宮部みゆきの代表作の一つである『模倣犯』から9年後を舞台とし、真犯人の正体を暴いたフリーライター・前畑滋子を主人公とするスピンオフ作品。 冒頭から、誰もが知らない秘密を絵に描くという「予知能力」を持つ少年の話が登場するため、これは宮部お得意の超能力ものかと思わせた。上巻は、母親からの依頼を受けた滋子が延々と取材を続ける。取材と言っても、発表するつもりはないのだから、捜査といってよいかも知れない。16年前に発生し、既に時効となった娘殺人事件の謎を追うようになる。
それにしても長い。滋子が等の超能力を信じるまでに丸々上巻分を使っているぐらいである。底の部分を丁寧と見るべきか、冗長と見るべきかによって、本作品の評価は少し変わるかもしれない。ちなみに私の評価は後者である。それは、下巻もだらだら続いているから思ったことなのかもしれない。
なんというか、本来は等の超能力について調べていたはずなのに、いつの間にか土井垣夫婦による娘殺人事件の方に主題が移ってしまい、さらにこの娘とかかわっていた三和明夫の話に流れ、最後はすべてが一つに集約する。その流れがまどろっこしい。遠回りしているわけではないのだろうが、読み終わってみればもっと短くできたんじゃないかと思わせる部分も多い。

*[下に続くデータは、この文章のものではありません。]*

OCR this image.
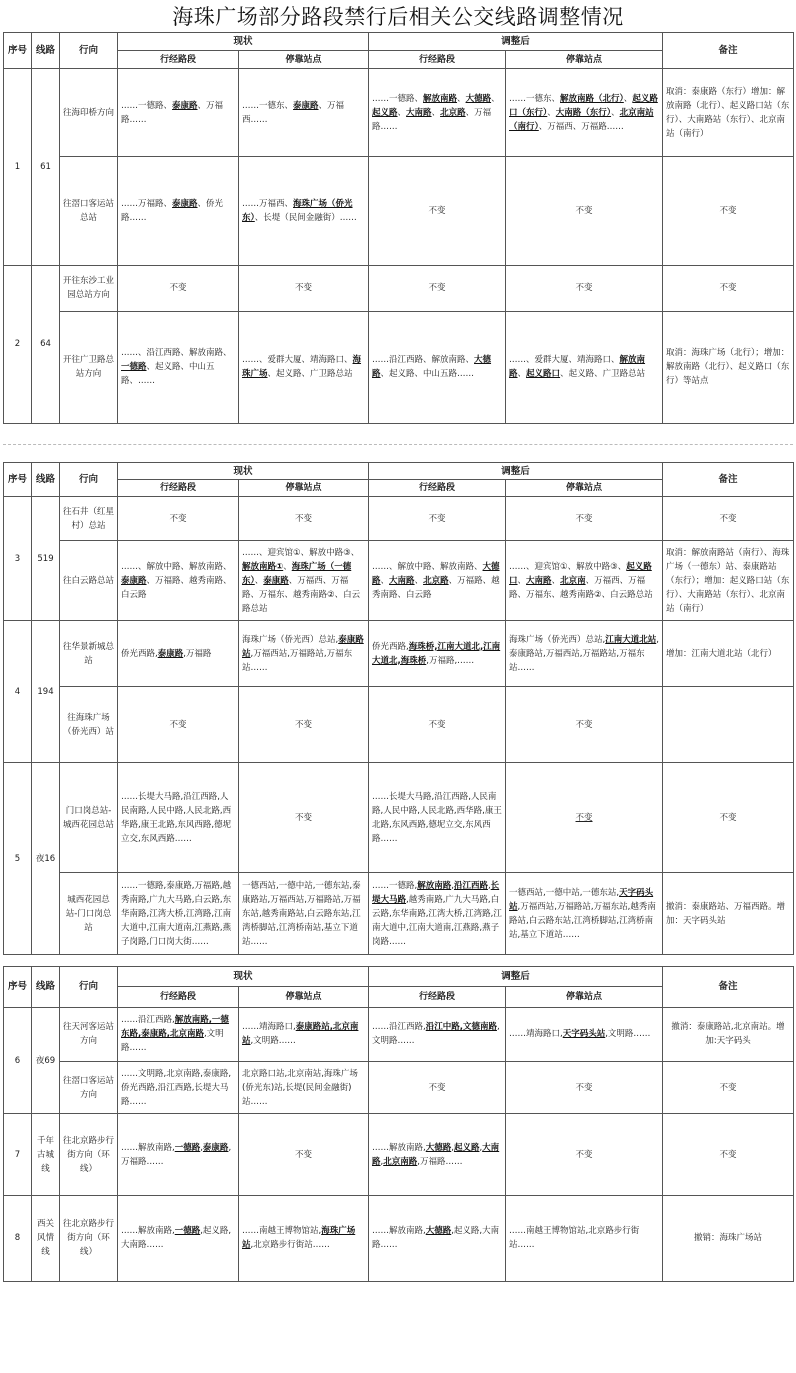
海珠广场部分路段禁行后相关公交线路调整情况
序号	线路	行向	现状		调整后		备注
			行经路段	停靠站点	行经路段	停靠站点	
1	61	往海印桥方向	……一德路、泰康路、万福路……	……一德东、泰康路、万福西……	……一德路、解放南路、大德路、起义路、大南路、北京路、万福路……	……一德东、解放南路（北行）、起义路口（东行）、大南路（东行）、北京南站（南行）、万福西、万福路……	取消：泰康路（东行）增加：解放南路（北行）、起义路口站（东行）、大南路站（东行）、北京南站（南行）
		往滘口客运站总站	……万福路、泰康路、侨光路……	……万福西、海珠广场（侨光东）、长堤（民间金融街）……	不变	不变	不变
2	64	开往东沙工业园总站方向	不变	不变	不变	不变	不变
		开往广卫路总站方向	……、沿江西路、解放南路、一德路、起义路、中山五路、……	……、爱群大厦、靖海路口、海珠广场、起义路、广卫路总站	……沿江西路、解放南路、大德路、起义路、中山五路……	……、爱群大厦、靖海路口、解放南路、起义路口、起义路、广卫路总站	取消：海珠广场（北行）；增加：解放南路（北行）、起义路口（东行）等站点
序号	线路	行向	现状		调整后		备注
			行经路段	停靠站点	行经路段	停靠站点	
3	519	往石井（红星村）总站	不变	不变	不变	不变	不变
		往白云路总站	……、解放中路、解放南路、泰康路、万福路、越秀南路、白云路	……、迎宾馆①、解放中路③、解放南路①、海珠广场（一德东）、泰康路、万福西、万福路、万福东、越秀南路②、白云路总站	……、解放中路、解放南路、大德路、大南路、北京路、万福路、越秀南路、白云路	……、迎宾馆①、解放中路③、起义路口、大南路、北京南、万福西、万福路、万福东、越秀南路②、白云路总站	取消：解放南路站（南行）、海珠广场（一德东）站、泰康路站（东行）；增加：起义路口站（东行）、大南路站（东行）、北京南站（南行）
4	194	往华景新城总站	侨光西路,泰康路,万福路	海珠广场（侨光西）总站,泰康路站,万福西站,万福路站,万福东站……	侨光西路,海珠桥,江南大道北,江南大道北,海珠桥,万福路,……	海珠广场（侨光西）总站,江南大道北站,泰康路站,万福西站,万福路站,万福东站……	增加：江南大道北站（北行）
		往海珠广场（侨光西）站	不变	不变	不变	不变	
5	夜16	门口岗总站-城西花园总站	……长堤大马路,沿江西路,人民南路,人民中路,人民北路,西华路,康王北路,东风西路,德坭立交,东风西路……	不变	……长堤大马路,沿江西路,人民南路,人民中路,人民北路,西华路,康王北路,东风西路,德坭立交,东风西路……	不变	不变
		城西花园总站-门口岗总站	……一德路,泰康路,万福路,越秀南路,广九大马路,白云路,东华南路,江湾大桥,江湾路,江南大道中,江南大道南,江燕路,燕子岗路,门口岗大街……	一德西站,一德中站,一德东站,泰康路站,万福西站,万福路站,万福东站,越秀南路站,白云路东站,江湾桥脚站,江湾桥南站,基立下道站……	……一德路,解放南路,沿江西路,长堤大马路,越秀南路,广九大马路,白云路,东华南路,江湾大桥,江湾路,江南大道中,江南大道南,江燕路,燕子岗路……	一德西站,一德中站,一德东站,天字码头站,万福西站,万福路站,万福东站,越秀南路站,白云路东站,江湾桥脚站,江湾桥南站,基立下道站……	撤消：泰康路站、万福西路。增加：天字码头站
序号	线路	行向	现状		调整后		备注
			行经路段	停靠站点	行经路段	停靠站点	
6	夜69	往天河客运站方向	……沿江西路,解放南路,一德东路,泰康路,北京南路,文明路……	……靖海路口,泰康路站,北京南站,文明路……	……沿江西路,沿江中路,文德南路,文明路……	……靖海路口,天字码头站,文明路……	撤消：泰康路站,北京南站。增加:天字码头
		往滘口客运站方向	……文明路,北京南路,泰康路,侨光西路,沿江西路,长堤大马路……	北京路口站,北京南站,海珠广场(侨光东)站,长堤(民间金融街)站……	不变	不变	不变
7	千年古城线	往北京路步行街方向（环线）	……解放南路,一德路,泰康路,万福路……	不变	……解放南路,大德路,起义路,大南路,北京南路,万福路……	不变	不变
8	西关风情线	往北京路步行街方向（环线）	……解放南路,一德路,起义路,大南路……	……南越王博物馆站,海珠广场站,北京路步行街站……	……解放南路,大德路,起义路,大南路……	……南越王博物馆站,北京路步行街站……	撤销：海珠广场站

それもこれも、結局は主人公が前畑滋子という点にあるのではないだろうか。このストーリーなら、主人公がで滋子ある必然性はなく、単純に著名な女性ジャーナリストというだけでよかったはず。そうすれば、もっと早くゴールをむかえていただろう。滋子が『模倣犯』の過去に囚われるシーンが、この作品でははっきり言って余計である。多分この作品を読む人で、『模倣犯』を読んでいない人はいないだろうと思うけれど、読んでいない人から見たらわけのわからない部分が多く、読んだ人から見たら結局はファンサービスでしかなかった。そこがなければ、このラストで書かれた「楽園」の意味も、もう少し明確に浮かび上がったに違いない。
個人的な評価としては微妙。読んでいて退屈はしない作品ではあるが、それ以上ではなかった。